Mass. court OKs live, unedited court proceedings
BOSTON—The highest court in Massachusetts on Wednesday rejected challenges to a pilot project that continuously streams live, unedited court proceedings from one of the busiest courtrooms in the state.
The "OpenCourt" project began in May with cameras recording and streaming murder arraignments, traffic and drug cases live over the Internet from Quincy District Court.
The project, run by WBUR-FM, Boston's National Public Radio station, was designed to promote greater access to the courts through digital technology. It was praised by journalists, but raised concerns from some prosecutors and defense attorneys.
Prosecutors challenged the presiding judge's order allowing OpenCourt to post a recording of a criminal dangerousness hearing for Norman Barnes, a kidnapping suspect, to a public online archive. They argued that the judge abused his discretion and failed to protect the privacy of the alleged minor victim, a 15-year-old girl who was allegedly kidnapped and enticed into prostitution.
In a separate challenge, a defendant appealed an order allowing the broadcasting and online archiving of his arraignment and a motion hearing in his case. Charles Diorio contends that the judge prejudiced his right to a fair trial by allowing the hearings to be broadcast and by not ordering the removal of the recordings from the online archives.
The Supreme Judicial Court found that any order restricting OpenCourt's ability to stream courtroom proceedings live or post recordings to an online archive represents a form of prior restraint on the constitutional freedoms of the press and speech.
"Such an order may be upheld only if it is the least restrictive, reasonable measure necessary to protect a compelling governmental interest, "Justice Margot Botsford wrote for the court in the unanimous, 5-0 ruling.
The SJC overturned the order of the presiding judge requiring the redaction of the minor's name from the archives, but said it expects OpenCourt to voluntarily not publish the name.
The judge's order was unconstitutional because the state could not demonstrate that publishing the girl's name would harm her privacy or psychological well-being, "or that a prior restraint was the least restrictive reasonable method to protect those interests," Botsford wrote.
In the Diorio case, the court found that Diorio had "not met the heavy burden of justifying an order of prior restraint" for his arraignment or motion hearing.
The court also, however, expressed some concern, asking that the SJC's judiciary-media committee submit a set of guidelines for the operation of the OpenCourt project.
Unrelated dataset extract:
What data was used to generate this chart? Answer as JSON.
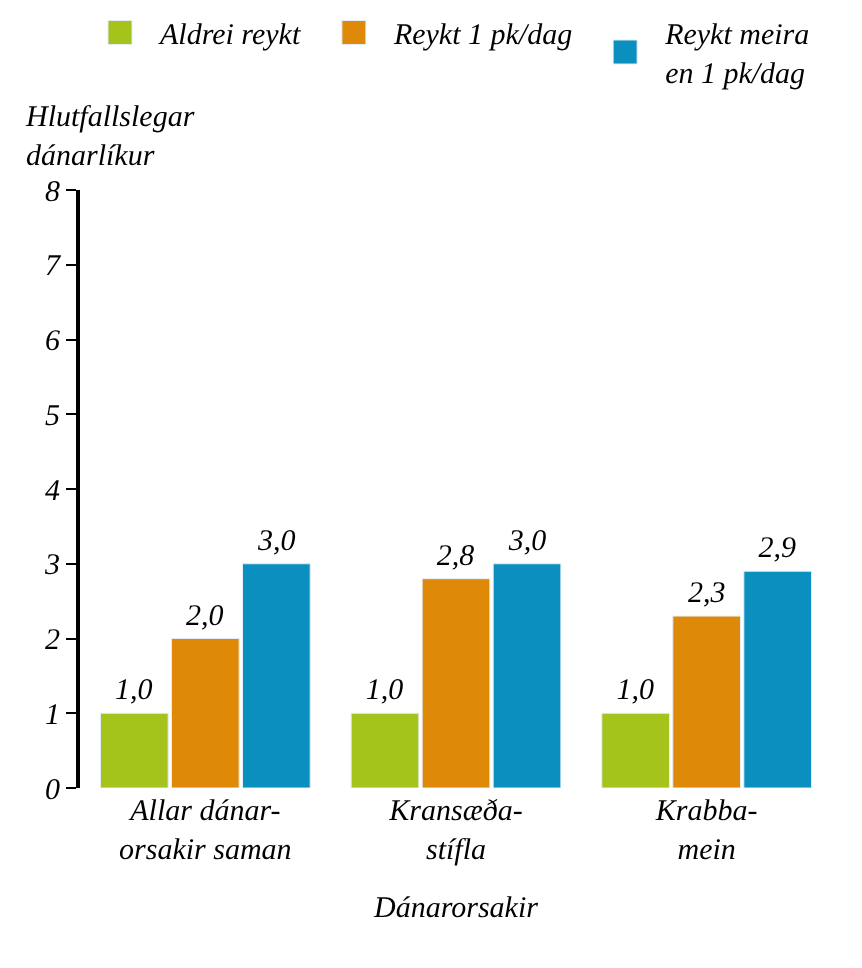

Lawrence Elswit, who represents WBUR, said there is a two-day delay from when the court proceedings are streamed live and the recordings are put into an online archive. He said that in the Barnes case, the girl's name was inadvertently blurted out by a witness during the hearing, but WBUR voluntarily removed the girl's name and other identifying information before it appeared in the archive.
"What happened here is WBUR exercised its discretion to restrict certain information because it's inappropriate, the minor victim's name does not belong in a responsible media outlet," Elswit said.
Prosecutors did not immediately return a call seeking comment. Diorio's attorney also did not return a call seeking comment.